# Forum Home Renovation Waterproofing  Confusion with bond breakers .. Help please !

## roombyroom

Hi there everyone, I'm new to this forum and I'm new to home renovation, I have started to renovate my bathroom, and have installed a tile over shower tray. I'm planing to waterproof the shower are, I understand the process but when it comes to joints and bond breakers,I'm a little bit confused or not understanding it correctly. I will be using Davco k10 membrane, but when it comes to the join in my plaster boards and the joints between my shower base, I believe that the need to be filled with natural cure silicon, then I can paint the water proof membrane, then Davco says I could also just cover the joints with gaffa tape then paint the membrane above the tape, 1st question is instead of gaffa tape can I just use Ardex STB tape over the joints as the bond breaker, 2nd question is if so, do I still have to fill the gap with natural cure silicon under the Ardex STB tape. I'm just not confident that the gaffa tape seems to be the best option.
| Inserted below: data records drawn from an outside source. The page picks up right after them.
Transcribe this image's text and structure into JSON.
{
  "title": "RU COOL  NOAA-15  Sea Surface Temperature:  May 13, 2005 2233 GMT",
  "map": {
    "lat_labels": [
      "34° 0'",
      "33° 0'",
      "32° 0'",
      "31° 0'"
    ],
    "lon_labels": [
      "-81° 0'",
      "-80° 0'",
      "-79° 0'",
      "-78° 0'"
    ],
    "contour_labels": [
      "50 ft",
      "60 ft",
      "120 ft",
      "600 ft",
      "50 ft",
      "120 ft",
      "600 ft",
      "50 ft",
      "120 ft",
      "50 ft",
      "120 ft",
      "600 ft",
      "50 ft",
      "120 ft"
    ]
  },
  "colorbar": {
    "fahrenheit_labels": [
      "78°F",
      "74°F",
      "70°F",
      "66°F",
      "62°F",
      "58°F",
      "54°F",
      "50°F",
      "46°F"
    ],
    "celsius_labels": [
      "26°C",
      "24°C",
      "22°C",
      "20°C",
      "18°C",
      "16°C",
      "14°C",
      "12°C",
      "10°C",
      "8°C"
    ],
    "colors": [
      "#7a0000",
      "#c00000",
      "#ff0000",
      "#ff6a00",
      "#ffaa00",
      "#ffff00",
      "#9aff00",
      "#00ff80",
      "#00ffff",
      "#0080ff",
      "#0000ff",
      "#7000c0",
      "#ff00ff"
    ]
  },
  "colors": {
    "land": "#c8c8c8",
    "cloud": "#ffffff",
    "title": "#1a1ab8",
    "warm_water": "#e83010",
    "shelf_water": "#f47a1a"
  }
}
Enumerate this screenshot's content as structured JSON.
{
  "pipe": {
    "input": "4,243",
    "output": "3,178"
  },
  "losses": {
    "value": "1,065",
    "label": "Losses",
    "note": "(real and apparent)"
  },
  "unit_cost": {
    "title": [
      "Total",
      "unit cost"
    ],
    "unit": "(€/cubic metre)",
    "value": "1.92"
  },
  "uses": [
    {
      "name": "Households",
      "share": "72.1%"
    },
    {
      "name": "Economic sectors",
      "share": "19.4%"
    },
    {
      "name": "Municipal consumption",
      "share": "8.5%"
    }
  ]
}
The Ardex STB tape seems very stick and I can't just paint the membrane over the top. Is it that simple or am I missing something.
Thanks in advance for advice and help

----------


## OBBob

The tape is a reinforcement of the corner joints, which are subject to slight movement with the structure. The bond breaker is a layer that stops the tape sticking at that joint to allow for the movement. Nothing sticks to normal silicone, so it's sometimes used as a bond breaker. I don't think that tape you listed includes a bond breaker ... just the reinforcement tape. Look at this product, which is both.   https://www.bunnings.com.au/waterpro...betta_p0960174

----------